Interestingly, structural analysis of various complexes of
bacterial phosphotransferase pathway, involving the protein HPr (57,
58), shows that this protein can interact with proteins of drastically
different folds (e.g. EI, IIAglucose, IIAmannitol) yet uses
the same recognition surface (58). Relaxation studies on Crh, a
structural homolog of Hpr, indicate that it also experiences increased
flexibility upon target binding (59). Whereas side chain plasticity is
obviously important in protein/protein recognition in the HPr system
(58), it would be interesting to determine whether the relaxation
properties for the Hpr complexes described above were consistent with
its structural homolog and was a characteristic of proteins that
interact with many partners. Like the RII
D/D, the consensus binding
site on HPr is an adaptive, highly exposed and energetically important
region that is primed for interaction with diverse molecules (58).

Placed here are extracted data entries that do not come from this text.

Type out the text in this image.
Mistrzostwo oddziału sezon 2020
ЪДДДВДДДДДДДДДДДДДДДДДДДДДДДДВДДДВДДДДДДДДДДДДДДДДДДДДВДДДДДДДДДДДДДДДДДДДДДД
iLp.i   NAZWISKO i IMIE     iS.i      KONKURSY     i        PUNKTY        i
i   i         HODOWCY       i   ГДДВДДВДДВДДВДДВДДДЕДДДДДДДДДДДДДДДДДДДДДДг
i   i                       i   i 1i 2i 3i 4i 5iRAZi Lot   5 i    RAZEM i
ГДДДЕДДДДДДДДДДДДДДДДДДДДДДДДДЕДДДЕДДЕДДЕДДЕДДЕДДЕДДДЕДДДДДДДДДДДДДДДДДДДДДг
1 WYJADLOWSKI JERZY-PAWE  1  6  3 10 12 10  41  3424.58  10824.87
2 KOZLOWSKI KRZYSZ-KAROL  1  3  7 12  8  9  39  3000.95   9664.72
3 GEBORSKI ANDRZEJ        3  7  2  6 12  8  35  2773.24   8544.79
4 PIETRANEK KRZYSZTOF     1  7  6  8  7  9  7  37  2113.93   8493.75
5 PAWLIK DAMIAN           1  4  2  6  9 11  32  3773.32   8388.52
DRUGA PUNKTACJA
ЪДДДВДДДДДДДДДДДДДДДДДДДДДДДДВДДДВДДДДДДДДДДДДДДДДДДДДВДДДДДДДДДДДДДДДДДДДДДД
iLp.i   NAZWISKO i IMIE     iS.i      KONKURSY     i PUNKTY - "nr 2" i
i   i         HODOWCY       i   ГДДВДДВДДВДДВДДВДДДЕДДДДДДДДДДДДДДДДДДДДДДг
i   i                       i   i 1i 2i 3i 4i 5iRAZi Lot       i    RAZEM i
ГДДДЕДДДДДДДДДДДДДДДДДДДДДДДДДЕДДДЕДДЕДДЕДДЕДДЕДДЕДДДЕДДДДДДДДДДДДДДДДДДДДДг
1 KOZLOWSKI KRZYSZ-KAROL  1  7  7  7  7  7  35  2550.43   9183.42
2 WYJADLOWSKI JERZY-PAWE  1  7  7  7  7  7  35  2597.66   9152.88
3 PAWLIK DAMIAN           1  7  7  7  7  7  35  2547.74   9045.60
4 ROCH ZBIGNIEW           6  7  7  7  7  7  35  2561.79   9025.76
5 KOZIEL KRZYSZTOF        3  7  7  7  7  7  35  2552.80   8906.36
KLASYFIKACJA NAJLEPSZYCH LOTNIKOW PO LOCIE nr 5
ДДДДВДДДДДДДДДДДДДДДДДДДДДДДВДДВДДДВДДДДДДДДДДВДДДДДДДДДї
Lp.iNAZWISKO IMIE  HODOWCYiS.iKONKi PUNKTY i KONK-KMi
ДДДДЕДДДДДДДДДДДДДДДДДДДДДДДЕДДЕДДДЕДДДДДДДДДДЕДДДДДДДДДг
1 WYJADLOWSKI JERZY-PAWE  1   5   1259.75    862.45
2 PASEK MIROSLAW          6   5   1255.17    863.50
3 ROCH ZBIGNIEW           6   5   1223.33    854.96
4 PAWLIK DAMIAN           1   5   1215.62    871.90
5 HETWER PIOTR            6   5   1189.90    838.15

However, in the case of the RII
D/D, although the sequences of AKAPs
are diverse, until recently the structural motifs in recognition
appeared to be conserved (14). Recent evidence indicates that the
centrosomal anchoring protein, pericentrin, appears to present a novel
interaction motif for the D/D (60). Further structural studies of this
anchoring partner will highlight the range of structural motifs capable of participating in anchoring interactions. Clearly, conservation of
hydrophobicity will remain an important recognition mechanism for
tethering PKA through its D/D to diverse anchoring partners.